How can the same standards be applied across the board when there is such disparity between the rates that are being paid? How is it possible that performance expectations are applied so consistently across all shelter types yet funding disparities make it all but impossible to meet these expectations? It makes a mockery of the VENDEX system and the Shelter performance reports that are used by the City to rate providers.
You should know that after my office reviewed the DHS Comprehensive 4-Point Plan to reduce homelessness, I was struck by the fact that there are over 3000 cluster units throughout the City. It is my understanding that these cluster sites house some of the largest families in the system, yet the rates that are being paid at these sites are significantly lower than at City owned sites. These cluster providers have to pay rent, taxes and utilities. I am also struck by the fact that an administration and its agency’s leadership touts itself as being concerned about the health and safety of the families throughout the shelter system, yet does not feel compelled to adequately fund sites so that there can be 24 hour security at every site and appropriate social services at every site to ensure successful results for all families.
Furthermore, I am also struck by the fact that while DHS was instituting dramatic cuts to cluster providers, DHS failed to cut rates at their City owned properties. Some of these city owned shelters are the best-funded and best-staffed programs in the system. It appears that an across the board 3% cut would have yielded the necessary monies to fund the rental assistance program being advanced by the Mayor and would not have created the unsafe conditions that currently exist in the under-funded programs. The cluster sites may not be the most ideal model, but it is the only avenue DHS has to quickly house large families. Yet the burden of the rate cut was solely felt by Cluster providers. How is it possible that DHS feels comfortable to cut the rates at 3000 apartments that house over 50% of the families with children in the system, yet it pays more at hotels with small rooms?

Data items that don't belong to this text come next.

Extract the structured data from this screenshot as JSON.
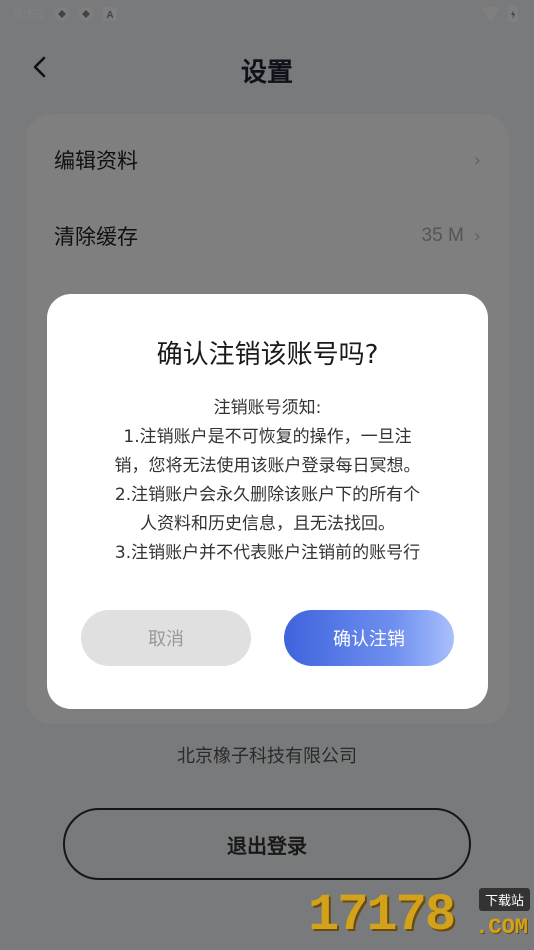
{
  "status_bar": {
    "time": "8:55",
    "notification_icons": [
      "notification-icon",
      "notification-icon",
      "text-app-icon"
    ],
    "text_app_glyph": "A"
  },
  "header": {
    "title": "设置"
  },
  "settings": {
    "items": [
      {
        "label": "编辑资料",
        "value": ""
      },
      {
        "label": "清除缓存",
        "value": "35 M"
      }
    ]
  },
  "footer": {
    "company": "北京橡子科技有限公司",
    "logout_label": "退出登录"
  },
  "dialog": {
    "title": "确认注销该账号吗?",
    "notice_heading": "注销账号须知:",
    "notice_lines": [
      "1.注销账户是不可恢复的操作，一旦注",
      "销，您将无法使用该账户登录每日冥想。",
      "2.注销账户会永久删除该账户下的所有个",
      "人资料和历史信息，且无法找回。",
      "3.注销账户并不代表账户注销前的账号行"
    ],
    "cancel_label": "取消",
    "confirm_label": "确认注销"
  },
  "watermark": {
    "digits": "17178",
    "tag": "下载站",
    "domain": ".COM"
  },
  "colors": {
    "confirm_gradient_start": "#3f63dd",
    "confirm_gradient_end": "#a9c0fb",
    "cancel_bg": "#e0e0e0",
    "overlay": "rgba(0,0,0,0.5)"
  }
}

You should know that during my meeting with the Commissioner, I specifically requested details with regards to rates paid to providers who support the many homeless families and individuals throughout the City. That request included a list of every shelter in New York City, both contracted and non-contracted, indicating the rates paid at each site, and which sites are City-owned and which sites are not. It is important for you to know that as of today, I have not received a response.
This is Senator Ruben Diaz and this is what you should know.